Besonders bizarr war meine Zeit als Cartoonist für das Online-Kultur-Portal Perlentaucher. Ich publizierte damals jeden Tag drei Bilder, Fortsetzungen eines postmodernen Bilder- und Bildungsbogens unter dem redaktionell festgelegten Titel „Aufzeichnungen eines toten Lektors“. Genau zwei Wortmeldungen habe ich in, was weiß ich, etwa einem Jahr täglicher Produktion erhalten. Einmal der besorgte Ausruf einer Dame: „Was ist denn aus meinem geliebten Cartoon geworden?“, als ich einmal nicht geliefert hatte oder die Lieferung verspätet online ging. Und das Zweite war eine E-Mail von einem ehemaligen Klassenkameraden, der sich um Kontaktaufnahme bemühte. Ansonsten: schloss sich um meine Bemühungen ein schwarzes Loch. Nicht mal die Redaktion ließ sich zu einer Reaktion herab. Was mich besonders irritierte, weil eine Publikation ja von Feedback lebt, vom Dialog mit der Leserschaft – offenbar aber nicht vom Dialog mit den Beiträgern. (Ich bekam kein Geld für meine Arbeit; vielleicht war das der springende Punkt.)

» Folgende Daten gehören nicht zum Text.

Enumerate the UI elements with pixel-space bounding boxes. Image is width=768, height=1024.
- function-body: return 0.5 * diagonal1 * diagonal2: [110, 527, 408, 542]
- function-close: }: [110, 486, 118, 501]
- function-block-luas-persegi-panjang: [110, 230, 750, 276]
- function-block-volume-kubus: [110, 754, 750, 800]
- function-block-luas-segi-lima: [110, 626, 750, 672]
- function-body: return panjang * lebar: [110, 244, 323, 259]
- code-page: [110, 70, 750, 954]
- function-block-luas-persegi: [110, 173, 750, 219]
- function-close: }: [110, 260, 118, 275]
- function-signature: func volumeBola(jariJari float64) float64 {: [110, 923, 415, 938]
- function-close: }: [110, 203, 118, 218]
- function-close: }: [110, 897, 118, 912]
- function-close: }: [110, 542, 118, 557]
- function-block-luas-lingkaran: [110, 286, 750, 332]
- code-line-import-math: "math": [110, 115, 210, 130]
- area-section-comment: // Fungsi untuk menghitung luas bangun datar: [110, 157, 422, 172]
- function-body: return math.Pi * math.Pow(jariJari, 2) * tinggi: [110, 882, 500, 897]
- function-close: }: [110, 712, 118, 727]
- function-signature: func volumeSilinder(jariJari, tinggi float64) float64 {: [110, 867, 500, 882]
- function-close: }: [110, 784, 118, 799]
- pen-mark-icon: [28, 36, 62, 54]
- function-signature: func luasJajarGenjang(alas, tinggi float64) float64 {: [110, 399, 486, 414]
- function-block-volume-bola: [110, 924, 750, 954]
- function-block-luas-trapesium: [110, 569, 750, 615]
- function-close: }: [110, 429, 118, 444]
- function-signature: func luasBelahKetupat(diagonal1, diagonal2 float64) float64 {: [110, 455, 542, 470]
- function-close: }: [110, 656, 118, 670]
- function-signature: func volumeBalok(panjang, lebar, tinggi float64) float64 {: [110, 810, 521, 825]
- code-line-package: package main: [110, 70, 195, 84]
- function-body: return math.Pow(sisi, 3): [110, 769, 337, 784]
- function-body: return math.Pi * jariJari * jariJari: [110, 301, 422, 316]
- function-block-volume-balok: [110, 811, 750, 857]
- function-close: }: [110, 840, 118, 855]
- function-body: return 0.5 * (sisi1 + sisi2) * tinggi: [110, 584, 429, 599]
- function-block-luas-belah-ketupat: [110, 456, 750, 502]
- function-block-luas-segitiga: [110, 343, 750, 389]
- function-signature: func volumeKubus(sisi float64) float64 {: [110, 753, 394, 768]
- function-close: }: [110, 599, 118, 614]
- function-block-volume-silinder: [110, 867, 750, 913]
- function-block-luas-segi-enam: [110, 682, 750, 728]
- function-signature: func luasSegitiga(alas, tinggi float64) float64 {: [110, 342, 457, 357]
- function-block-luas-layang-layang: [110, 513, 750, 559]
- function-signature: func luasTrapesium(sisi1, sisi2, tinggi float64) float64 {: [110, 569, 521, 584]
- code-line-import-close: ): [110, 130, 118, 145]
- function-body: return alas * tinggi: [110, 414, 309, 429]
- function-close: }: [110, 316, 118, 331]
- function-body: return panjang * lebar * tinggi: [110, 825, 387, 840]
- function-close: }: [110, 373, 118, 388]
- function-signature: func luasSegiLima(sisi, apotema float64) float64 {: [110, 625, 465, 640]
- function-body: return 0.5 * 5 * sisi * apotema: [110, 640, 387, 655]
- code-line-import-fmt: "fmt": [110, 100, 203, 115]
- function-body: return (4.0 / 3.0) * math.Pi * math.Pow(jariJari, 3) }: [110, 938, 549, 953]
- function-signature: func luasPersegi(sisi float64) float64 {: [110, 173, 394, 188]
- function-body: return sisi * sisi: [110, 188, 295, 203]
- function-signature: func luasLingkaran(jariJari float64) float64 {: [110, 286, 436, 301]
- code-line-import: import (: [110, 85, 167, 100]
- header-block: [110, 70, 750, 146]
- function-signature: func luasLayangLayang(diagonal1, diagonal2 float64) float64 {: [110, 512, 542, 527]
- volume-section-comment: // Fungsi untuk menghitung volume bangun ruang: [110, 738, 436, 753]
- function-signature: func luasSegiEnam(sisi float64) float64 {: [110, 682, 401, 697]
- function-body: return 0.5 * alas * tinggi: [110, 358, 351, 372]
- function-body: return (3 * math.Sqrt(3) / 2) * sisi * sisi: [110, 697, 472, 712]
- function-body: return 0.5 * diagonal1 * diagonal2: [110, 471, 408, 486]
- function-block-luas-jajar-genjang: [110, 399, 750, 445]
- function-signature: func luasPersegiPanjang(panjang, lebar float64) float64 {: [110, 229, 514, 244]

Aber so ist es eben mit der Öffentlichkeit. Sie macht einen sensibel. Wenn man ohnehin schon eine dünne Haut hat, kann die Begegnung mit der Öffentlichkeit zu einer äußerst schmerzhaften Erfahrung werden. Viele da draußen suchen ihr Heil deshalb in der Attacke. Aggressivität verschafft einem auf jeden Fall Aufmerksamkeit, und sie gibt einem den Anschein der Unverwundbarkeit. Diese Peiniger hauen darum erst einmal richtig drauf, hauen erst mal zu, sie stoßen, drängeln, schließen die Augen und rammen mit dem Ellbogen ziellos durch die Luft. Ich habe schon erlebt, wie manche sich entschuldigt haben, wenn ich dann mäßigend, vernünftelnd, freundlich noch einmal nachgehakt habe, auf das Missverständnis hingewiesen, in die richtigen Bahnen gelenkt. Dauernd kann man das aber auch nicht machen.
Im Ernst will man das nie machen müssen.
Ich glaube, daher kommt es auch, dass unsere Öffentlichkeit so flach und polemisch, so säurescharf und dabei todlangweilig geworden ist. Alles Persönliche fehlt, der persönliche Standpunkt. Zum einen hat das mit dem Verschwinden (oder Aussterben) der Geschichte zu tun; niemand hat im Ernst mehr wirklich etwas zu sagen. (Unabweislich wird diese Erkenntnis, wenn man Imre Kertész in seiner „Letzten Einkehr“ liest.) Zum anderen aber ist diese Versachlichung sicher auch eine Schutzfunktion. Niemand will sich dem da draußen, dieser hechelnden Mördergrube, mit seinem echten Ich aussetzen. Also schafft man sich einen Avatar aus Meinungsstahl. (Es gibt einen Film mit Bruce Willis, fällt mir da gerade ein, in dem Willis, ein Polizist, ganz bequem von Zuhause aus mit einem solchen ferngesteuerten Kunst-Ich auf Verbrecherjagd in der feindlichen Umwelt geht.) Soll doch dieser aus neunmalklugen Memen zusammengebaute Roboter auf die Schnauze bekommen! „Wir sitzen derweil zu Hause und schlürfen Rotwein, während wir uns von Netflix die Netzhäute betäuben lassen“ – wollte ich gerade schreiben, da fiel mir die Abgegriffenheit dieses Bildes auf die Füße. Nein, so bequem ist unser Leben ja nicht mehr. Die meisten sitzen zu Hause und arbeiten an der Selbstoptimierung, mit Cycling, mit Yoga oder exotischen Kochrezepten. Aber so oder so gehen wir weiter echten Konfrontationen, echten Erlebnissen aus dem Weg.
Was uns glücklicherweise von Tag zu Tag leichter fällt.